Jun 27, 2022 - Economy & Business

Companies scramble to adapt health benefits after Roe overturned

Illustration of a briefcase
Illustration: Sarah Grillo/Axios

The overturning of Roe v. Wade means that U.S. employers — that provide health insurance to nearly 180 million Americans — must now contend with abortion; a controversial subject most have long tried to ignore.

Why it matters: Many large employers' insurance plans cover abortion, and now these benefits are suddenly political, the WSJ reports: Companies and insurers are now adding travel benefits so that workers can access care, but that opens up a raft of legal questions.

  • “We’re going to be in years of litigation over these issues," Kerri Willis, a senior vice president at Aon, told the WSJ.

The big picture: Before the U.S. Supreme Court's ruling on Friday, "I don't know that it fully resonated with the private sector that corporations are now the backstop on women's ability to access abortion care," says Erika Seth Davies, the CEO of Rhia Ventures, a nonprofit advocacy group that also owns a venture fund investing in reproductive health.
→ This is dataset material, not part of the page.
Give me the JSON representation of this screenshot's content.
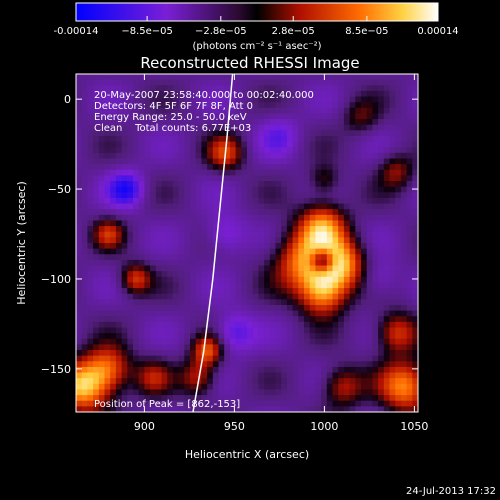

State of play: Before the ruling, a handful of companies — including Yelp, Citi and Apple — said they'd pay for workers to travel to access the procedure in states where the practice was curtailed. More issued statements or sent internal memos after the ruling including...

  • Dick's Sporting Goods, JPMorgan Chase, Goldman Sachs, Bank of America, Meta and Microsoft.
  • Statements from companies supporting the ruling are hard to find. (Have you seen any? Send them our way.)

Meanwhile, about 10% of employers exclude abortion coverage in some way from their health plans, according to a Kaiser survey from 2019.

What's next: Employers are changing benefit plans and prepping for legal battles, as well as possible backlash from politicians and others who support the ruling.